The emergence of utilities

The concept of shared utilities is not new and has been applied in different industries with great success. A utility in this context is an entity created by a variety of industry participants including service companies to create efficiencies by collectively performing a set of non-differentiating functions that are similar across different companies.

Also the concept of using utilities in Capital Markets is not a new one. Over the years, investment banks have supported the creation of utilities or shared platforms in selected domains but, until now, core securities processing capabilities have been excluded. The post-financial crisis cost pressures have served to highlight the opportunities for utilities to reduce costs, achieve standardization of processes, mutualize future change and increase service quality in these core processing domains.

Benefits of adopting utilities

The potential benefits of utility creation are without question. By embracing utility usage, banks can:

  • Minimize duplication of effort across industry participants.
  • Shift resources from utility scope areas to areas of greater value.
  • Enhance cost savings by ensuring economies of scale.
  • Adopt best practices and industry standards.
  • Improve data quality
  • Improve reporting to regulators.
  • Focus on the control and governance functions required to meet the regulatory requirements of the firm’s activity.

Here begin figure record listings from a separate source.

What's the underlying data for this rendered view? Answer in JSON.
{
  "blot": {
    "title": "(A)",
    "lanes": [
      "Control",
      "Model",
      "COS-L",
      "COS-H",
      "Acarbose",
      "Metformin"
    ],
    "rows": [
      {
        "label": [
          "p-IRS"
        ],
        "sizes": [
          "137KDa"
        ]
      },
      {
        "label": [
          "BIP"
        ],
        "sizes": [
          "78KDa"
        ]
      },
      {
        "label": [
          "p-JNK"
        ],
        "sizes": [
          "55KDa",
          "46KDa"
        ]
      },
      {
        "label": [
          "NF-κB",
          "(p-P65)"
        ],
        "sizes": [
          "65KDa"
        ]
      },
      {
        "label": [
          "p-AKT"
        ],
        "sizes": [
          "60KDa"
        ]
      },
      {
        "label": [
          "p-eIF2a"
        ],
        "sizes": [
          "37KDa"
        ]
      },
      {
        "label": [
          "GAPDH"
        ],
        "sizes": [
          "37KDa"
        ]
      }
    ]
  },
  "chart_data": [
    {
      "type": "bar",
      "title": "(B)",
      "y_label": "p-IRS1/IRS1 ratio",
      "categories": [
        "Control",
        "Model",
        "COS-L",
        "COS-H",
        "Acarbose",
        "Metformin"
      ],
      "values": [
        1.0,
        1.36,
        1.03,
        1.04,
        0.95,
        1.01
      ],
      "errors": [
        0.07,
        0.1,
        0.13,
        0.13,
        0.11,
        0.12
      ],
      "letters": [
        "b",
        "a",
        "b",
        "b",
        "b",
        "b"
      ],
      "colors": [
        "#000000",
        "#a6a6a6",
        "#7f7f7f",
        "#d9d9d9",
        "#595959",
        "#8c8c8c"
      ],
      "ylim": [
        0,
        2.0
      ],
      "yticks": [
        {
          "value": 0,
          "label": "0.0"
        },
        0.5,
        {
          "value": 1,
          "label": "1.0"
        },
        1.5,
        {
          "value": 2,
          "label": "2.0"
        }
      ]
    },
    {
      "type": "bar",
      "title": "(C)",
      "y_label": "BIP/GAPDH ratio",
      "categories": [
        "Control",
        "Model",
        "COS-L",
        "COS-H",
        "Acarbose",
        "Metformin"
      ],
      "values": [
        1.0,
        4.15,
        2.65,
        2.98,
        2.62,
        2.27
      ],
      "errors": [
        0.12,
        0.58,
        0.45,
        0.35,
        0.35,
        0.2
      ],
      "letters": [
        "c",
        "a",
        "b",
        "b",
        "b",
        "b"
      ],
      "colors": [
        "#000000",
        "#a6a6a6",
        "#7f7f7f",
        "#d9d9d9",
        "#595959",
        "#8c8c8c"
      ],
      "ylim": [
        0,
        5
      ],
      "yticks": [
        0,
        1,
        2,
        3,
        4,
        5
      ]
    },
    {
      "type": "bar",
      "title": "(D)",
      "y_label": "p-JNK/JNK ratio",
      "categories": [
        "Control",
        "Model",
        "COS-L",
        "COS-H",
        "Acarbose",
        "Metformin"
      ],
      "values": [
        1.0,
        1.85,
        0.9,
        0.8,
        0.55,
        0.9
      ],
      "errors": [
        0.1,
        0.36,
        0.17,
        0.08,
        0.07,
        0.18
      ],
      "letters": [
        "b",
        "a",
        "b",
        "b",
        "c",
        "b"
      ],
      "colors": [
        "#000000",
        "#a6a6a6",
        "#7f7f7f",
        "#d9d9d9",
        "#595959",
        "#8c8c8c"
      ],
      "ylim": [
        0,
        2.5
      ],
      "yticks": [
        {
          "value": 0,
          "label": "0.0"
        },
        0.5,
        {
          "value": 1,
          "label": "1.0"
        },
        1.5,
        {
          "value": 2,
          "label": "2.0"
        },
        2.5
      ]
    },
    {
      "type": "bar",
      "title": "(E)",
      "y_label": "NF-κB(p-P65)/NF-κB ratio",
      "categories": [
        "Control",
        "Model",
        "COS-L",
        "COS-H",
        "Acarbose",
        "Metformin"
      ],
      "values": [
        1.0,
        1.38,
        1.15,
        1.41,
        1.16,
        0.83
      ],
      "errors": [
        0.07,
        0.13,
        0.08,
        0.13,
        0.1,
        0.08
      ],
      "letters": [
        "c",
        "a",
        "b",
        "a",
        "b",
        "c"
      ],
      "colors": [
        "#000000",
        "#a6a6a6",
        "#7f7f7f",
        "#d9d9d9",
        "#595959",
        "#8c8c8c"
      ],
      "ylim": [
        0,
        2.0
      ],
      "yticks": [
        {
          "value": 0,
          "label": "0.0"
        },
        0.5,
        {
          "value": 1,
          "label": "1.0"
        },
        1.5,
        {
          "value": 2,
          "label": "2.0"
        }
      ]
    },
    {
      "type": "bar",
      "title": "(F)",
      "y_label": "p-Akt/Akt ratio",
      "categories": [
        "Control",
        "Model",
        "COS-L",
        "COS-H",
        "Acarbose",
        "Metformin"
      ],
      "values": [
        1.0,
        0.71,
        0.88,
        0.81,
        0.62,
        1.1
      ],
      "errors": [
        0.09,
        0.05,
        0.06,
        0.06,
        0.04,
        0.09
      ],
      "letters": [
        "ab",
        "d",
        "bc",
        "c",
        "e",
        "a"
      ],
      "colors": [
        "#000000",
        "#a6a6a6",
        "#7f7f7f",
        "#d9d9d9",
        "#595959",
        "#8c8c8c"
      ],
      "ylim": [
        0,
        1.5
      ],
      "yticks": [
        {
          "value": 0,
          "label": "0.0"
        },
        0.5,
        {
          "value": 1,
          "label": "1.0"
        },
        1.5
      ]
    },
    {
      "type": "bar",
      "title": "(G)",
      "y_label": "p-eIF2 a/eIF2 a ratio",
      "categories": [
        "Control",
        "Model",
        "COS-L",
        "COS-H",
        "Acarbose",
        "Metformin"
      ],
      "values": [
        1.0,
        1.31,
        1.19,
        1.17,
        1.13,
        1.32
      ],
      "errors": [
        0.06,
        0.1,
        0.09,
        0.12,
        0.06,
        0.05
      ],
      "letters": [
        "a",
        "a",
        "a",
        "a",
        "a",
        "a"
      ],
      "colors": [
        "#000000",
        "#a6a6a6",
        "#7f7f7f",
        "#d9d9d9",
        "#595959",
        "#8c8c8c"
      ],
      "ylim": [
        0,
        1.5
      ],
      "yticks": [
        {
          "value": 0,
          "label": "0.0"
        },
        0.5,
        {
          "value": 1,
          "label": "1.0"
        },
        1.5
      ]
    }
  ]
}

Utilities can potentially offer the next meaningful opportunity for banks to cut costs significantly while improving service quality, and to create standards around which the industry and regulators can coordinate. Regulatory burdens are continually on the rise, data volumes and management costs are continuously increasing, and banks need to find a mechanism that enables them to achieve cost reductions and efficiencies at a time when targets focus on returns rather than revenue.